Reactive regulation, in contrast, is like looking in the rear-view mirror. Take the EU, which is now contemplating an extraterritorial ban on the use of unlicensed LLMs. This will do far more to strangle open source research and delay the adoption of useful applications than prevent the misuse or abuse of AI. Sweeping licensing requirements do nothing to stop a bad actor from using open source text and image models for nefarious purposes. To paraphrase the old saying, “If you outlaw AI, only the outlaws will have AI.”
The potential upsides from AI are truly enormous, but even the rosy scenarios involve a degree of short-run disruption not seen since the industrial revolution. An overly regulatory approach to AI safety is thus liable to be co-opted by incumbent industries with the most to lose, distracting from the bigger issues. So while some regulation of AI is surely necessary, America’s political economy is simply not well aligned toward addressing prospective x-risks.
It would be a shame, although not altogether surprising, if civilization ended because we were more focused on algorithmic bias and waning music royalties than the advent of an alien superintelligence. That is all the more reason to address AI safety through a mission-oriented project that can work arms-length with industry while standing firmly outside the usual regulatory process.
Thanks for reading Second Best! Subscribe for free to receive new posts and support my work.
Versions of the hard take off story are designed to be unfalsifiable. I'm implicitly rejecting those. Nor do I think big enough Large Language Models spontaneously learn to synthesize deadly pathogens in a makeshift nanolab. Certain capabilities have to be explicitly trained for and don't simply ride along with greater generality.
If it's true that all you need is scale for LLMs to kill us all, then we're dead either way. But I'd rather test that on a virtual machine in an airgapped facility. You coud even run models in a simulated world inception-style, so if/when it tries to escape it can be caught attempting to manipulate completely virtual users or objects.

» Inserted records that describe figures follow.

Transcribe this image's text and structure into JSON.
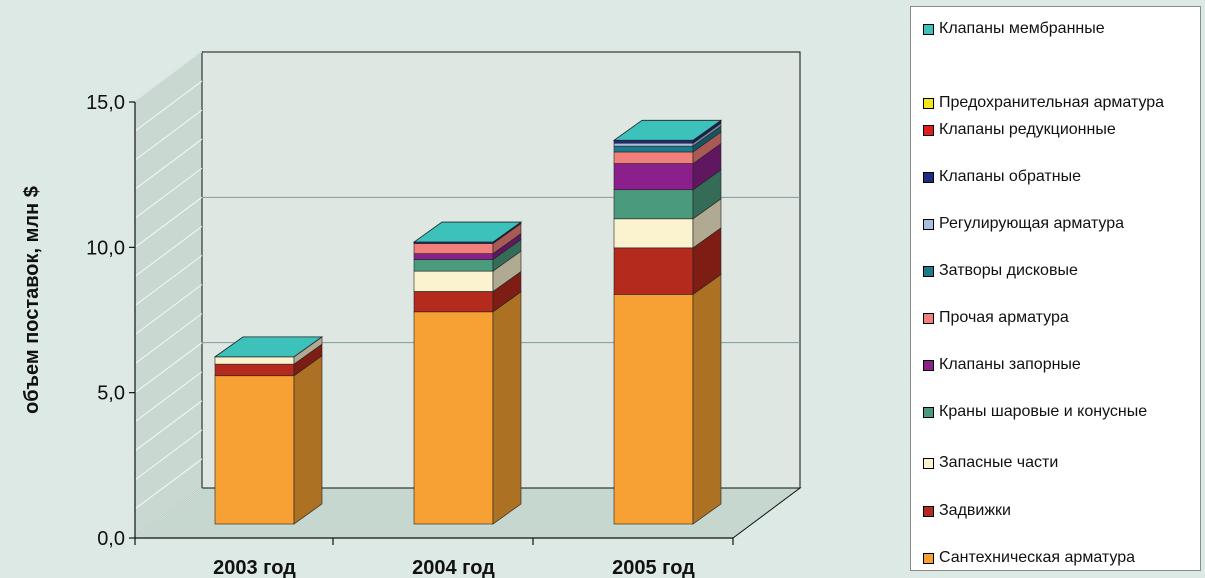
{
  "chart_data": {
    "type": "bar",
    "stacked": true,
    "three_d": true,
    "categories": [
      "2003 год",
      "2004 год",
      "2005 год"
    ],
    "ylabel": "объем поставок, млн $",
    "ylim": [
      0,
      15
    ],
    "yticks": [
      "0,0",
      "5,0",
      "10,0",
      "15,0"
    ],
    "legend_position": "right",
    "series": [
      {
        "name": "Сантехническая арматура",
        "color": "#f7a134",
        "values": [
          5.1,
          7.3,
          7.9
        ]
      },
      {
        "name": "Задвижки",
        "color": "#b42a1c",
        "values": [
          0.4,
          0.7,
          1.6
        ]
      },
      {
        "name": "Запасные части",
        "color": "#fbf3d0",
        "values": [
          0.25,
          0.7,
          1.0
        ]
      },
      {
        "name": "Краны шаровые и конусные",
        "color": "#4a9a7e",
        "values": [
          0,
          0.4,
          1.0
        ]
      },
      {
        "name": "Клапаны запорные",
        "color": "#8b1f8c",
        "values": [
          0,
          0.2,
          0.9
        ]
      },
      {
        "name": "Прочая арматура",
        "color": "#f17f7b",
        "values": [
          0,
          0.35,
          0.4
        ]
      },
      {
        "name": "Затворы дисковые",
        "color": "#1a7b8d",
        "values": [
          0,
          0,
          0.2
        ]
      },
      {
        "name": "Регулирующая арматура",
        "color": "#a8bfdc",
        "values": [
          0,
          0,
          0.1
        ]
      },
      {
        "name": "Клапаны обратные",
        "color": "#1d2b80",
        "values": [
          0,
          0.05,
          0.1
        ]
      },
      {
        "name": "Клапаны редукционные",
        "color": "#e01d1d",
        "values": [
          0,
          0,
          0
        ]
      },
      {
        "name": "Предохранительная арматура",
        "color": "#f2e51c",
        "values": [
          0,
          0,
          0
        ]
      },
      {
        "name": "Клапаны мембранные",
        "color": "#3cc1bb",
        "values": [
          0,
          0,
          0
        ]
      }
    ]
  }
}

More realistically, AIs including LLMs might suddenly development dramatically greater situational awareness, manipulation abilities and agency. The jump in capabilities may even be scary enough case to justify a worldwide ban.
In short, there are many more worlds where testing large models early and in clever ways gives us useful information than worlds where we unexpectedly leap to literally god-like powers. I think it will one day be possible to build something that dangerous too, just not by accident.